Regulation Crypto Asset Activities in the ADGM
Following on from previous a guidance issued by the FSRA in 2017 regarding its regulatory treatment of initial coin offerings, on 25 June 2018 the FSRA issued its framework for the regulation of crypto asset activities in the ADGM. This included introducing a new Regulated Activity of ‘Operating a Crypto Asset Business’ which covers exchanges, custodians and other intermediaries engaged in crypto asset activities.
In accordance with the ADGM’s guidance operating a Crypto Asset Business involves undertaking one or more Crypto Asset activities in or from the ADGM. Crypto Asset activities include dealing, managing, advising, arranging and marketing in relation to Accepted Crypto Assets (as further defined in the FSRA’s Rules) or operating a Crypto Asset Exchange or operating as a Crypto Asset Custodian.

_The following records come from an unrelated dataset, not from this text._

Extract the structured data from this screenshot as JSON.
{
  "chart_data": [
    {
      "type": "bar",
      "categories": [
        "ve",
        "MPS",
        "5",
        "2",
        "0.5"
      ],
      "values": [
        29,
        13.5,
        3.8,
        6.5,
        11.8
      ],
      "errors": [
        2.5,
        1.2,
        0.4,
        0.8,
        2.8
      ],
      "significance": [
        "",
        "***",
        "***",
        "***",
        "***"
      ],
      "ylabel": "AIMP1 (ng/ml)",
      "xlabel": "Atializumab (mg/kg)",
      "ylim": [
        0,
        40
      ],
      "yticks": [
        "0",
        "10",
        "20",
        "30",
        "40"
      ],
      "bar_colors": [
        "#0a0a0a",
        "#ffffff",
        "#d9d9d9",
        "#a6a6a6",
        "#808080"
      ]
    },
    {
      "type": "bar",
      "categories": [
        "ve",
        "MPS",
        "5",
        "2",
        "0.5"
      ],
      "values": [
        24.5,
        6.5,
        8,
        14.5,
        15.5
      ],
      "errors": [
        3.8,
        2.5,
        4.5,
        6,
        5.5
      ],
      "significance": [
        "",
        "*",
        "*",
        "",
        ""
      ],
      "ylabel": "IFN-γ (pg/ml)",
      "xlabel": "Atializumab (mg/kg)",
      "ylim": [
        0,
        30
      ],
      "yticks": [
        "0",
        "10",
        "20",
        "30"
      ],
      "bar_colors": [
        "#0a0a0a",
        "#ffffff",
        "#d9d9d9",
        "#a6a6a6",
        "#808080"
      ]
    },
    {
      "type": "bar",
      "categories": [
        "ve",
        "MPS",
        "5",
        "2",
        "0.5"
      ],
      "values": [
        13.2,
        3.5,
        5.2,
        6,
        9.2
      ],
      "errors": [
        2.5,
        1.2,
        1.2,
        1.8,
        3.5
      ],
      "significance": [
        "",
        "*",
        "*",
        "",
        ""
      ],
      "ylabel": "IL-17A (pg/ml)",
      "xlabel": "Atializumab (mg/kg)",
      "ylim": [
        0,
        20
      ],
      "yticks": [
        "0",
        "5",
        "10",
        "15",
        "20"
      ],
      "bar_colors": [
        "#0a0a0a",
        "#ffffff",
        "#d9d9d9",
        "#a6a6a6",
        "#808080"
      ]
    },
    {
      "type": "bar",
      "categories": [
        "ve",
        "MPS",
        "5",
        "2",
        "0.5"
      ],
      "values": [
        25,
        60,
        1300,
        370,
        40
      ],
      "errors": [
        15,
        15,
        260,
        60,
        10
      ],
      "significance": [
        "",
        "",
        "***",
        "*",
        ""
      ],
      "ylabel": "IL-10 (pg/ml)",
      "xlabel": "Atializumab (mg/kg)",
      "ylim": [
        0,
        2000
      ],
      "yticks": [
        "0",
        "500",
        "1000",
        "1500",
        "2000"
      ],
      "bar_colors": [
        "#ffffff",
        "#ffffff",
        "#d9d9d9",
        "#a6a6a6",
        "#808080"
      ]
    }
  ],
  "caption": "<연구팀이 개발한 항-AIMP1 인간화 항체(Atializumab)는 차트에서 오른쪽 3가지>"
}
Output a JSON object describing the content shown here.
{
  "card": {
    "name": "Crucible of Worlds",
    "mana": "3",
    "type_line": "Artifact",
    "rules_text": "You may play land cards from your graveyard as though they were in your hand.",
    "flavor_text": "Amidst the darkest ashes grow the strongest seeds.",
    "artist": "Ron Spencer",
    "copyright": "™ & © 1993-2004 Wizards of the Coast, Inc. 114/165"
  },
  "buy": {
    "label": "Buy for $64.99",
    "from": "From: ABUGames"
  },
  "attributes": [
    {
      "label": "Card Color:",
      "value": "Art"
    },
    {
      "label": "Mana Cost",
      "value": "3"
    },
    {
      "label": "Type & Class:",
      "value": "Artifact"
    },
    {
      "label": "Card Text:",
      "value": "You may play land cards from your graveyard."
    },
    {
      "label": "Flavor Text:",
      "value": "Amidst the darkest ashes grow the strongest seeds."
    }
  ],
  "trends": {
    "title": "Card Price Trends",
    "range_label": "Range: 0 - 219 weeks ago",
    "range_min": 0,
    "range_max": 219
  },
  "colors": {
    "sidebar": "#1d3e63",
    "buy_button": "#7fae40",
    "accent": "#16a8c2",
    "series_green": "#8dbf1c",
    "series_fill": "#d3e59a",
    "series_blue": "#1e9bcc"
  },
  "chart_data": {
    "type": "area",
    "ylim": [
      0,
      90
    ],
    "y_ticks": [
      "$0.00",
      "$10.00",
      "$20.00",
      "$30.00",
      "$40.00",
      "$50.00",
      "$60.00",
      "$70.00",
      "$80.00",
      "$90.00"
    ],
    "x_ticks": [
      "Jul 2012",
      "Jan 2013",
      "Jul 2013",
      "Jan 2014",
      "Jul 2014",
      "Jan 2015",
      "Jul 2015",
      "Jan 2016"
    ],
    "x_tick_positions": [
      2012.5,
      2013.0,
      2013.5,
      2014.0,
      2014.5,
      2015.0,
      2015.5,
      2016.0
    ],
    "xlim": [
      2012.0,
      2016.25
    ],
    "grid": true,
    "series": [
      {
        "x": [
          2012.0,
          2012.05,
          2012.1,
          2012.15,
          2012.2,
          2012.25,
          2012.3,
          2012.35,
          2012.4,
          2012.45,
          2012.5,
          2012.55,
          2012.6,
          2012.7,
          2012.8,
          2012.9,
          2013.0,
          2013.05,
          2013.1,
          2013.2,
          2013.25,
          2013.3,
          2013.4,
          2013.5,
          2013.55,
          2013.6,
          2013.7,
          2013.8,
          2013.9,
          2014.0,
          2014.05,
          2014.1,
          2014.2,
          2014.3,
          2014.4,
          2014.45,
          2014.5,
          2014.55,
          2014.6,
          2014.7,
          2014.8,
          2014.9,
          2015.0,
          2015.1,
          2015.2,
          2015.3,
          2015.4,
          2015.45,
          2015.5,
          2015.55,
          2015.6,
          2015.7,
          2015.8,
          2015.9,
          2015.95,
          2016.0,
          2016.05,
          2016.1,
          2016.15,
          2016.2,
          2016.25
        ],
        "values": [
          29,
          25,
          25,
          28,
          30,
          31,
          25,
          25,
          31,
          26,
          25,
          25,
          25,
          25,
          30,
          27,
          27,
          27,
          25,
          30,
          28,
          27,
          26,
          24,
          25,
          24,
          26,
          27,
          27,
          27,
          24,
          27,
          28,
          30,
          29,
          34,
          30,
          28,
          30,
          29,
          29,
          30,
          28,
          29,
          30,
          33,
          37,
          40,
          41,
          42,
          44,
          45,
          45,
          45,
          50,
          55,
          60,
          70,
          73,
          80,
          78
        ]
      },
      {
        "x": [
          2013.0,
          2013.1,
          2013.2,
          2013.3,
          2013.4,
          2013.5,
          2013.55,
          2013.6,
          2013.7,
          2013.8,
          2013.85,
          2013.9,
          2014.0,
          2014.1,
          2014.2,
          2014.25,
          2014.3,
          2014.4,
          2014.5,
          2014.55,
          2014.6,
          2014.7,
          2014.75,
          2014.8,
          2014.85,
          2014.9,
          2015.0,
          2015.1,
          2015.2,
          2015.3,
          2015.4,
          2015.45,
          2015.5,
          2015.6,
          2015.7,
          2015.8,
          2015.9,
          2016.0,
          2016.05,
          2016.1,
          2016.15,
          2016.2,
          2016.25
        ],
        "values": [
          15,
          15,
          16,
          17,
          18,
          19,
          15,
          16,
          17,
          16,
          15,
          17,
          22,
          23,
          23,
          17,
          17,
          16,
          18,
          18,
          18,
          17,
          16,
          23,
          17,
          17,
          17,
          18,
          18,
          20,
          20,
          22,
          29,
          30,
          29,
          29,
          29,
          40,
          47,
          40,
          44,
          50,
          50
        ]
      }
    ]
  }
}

Regulation of Private Financing Platforms in the ADGM
On 10 September 2018 the FSRA issued its framework for operators of financing or funding platforms for non-public companies, referred to as ‘Private Financing Platforms’. The new Regulated Activity of ‘Operating a Private Financing Platform’ is defined to capture a number of alternative financing arrangements including equity funding, private placement and invoice financing. Under the new framework the FSRA has also updated its Conduct of Business Rulebook to include rules applicable to Operating a Private Financing Platform. They have also issued detailed guidance covering the authorisation criteria for potential applicants and ongoing regulatory requirements of operators of Private Financing Platforms.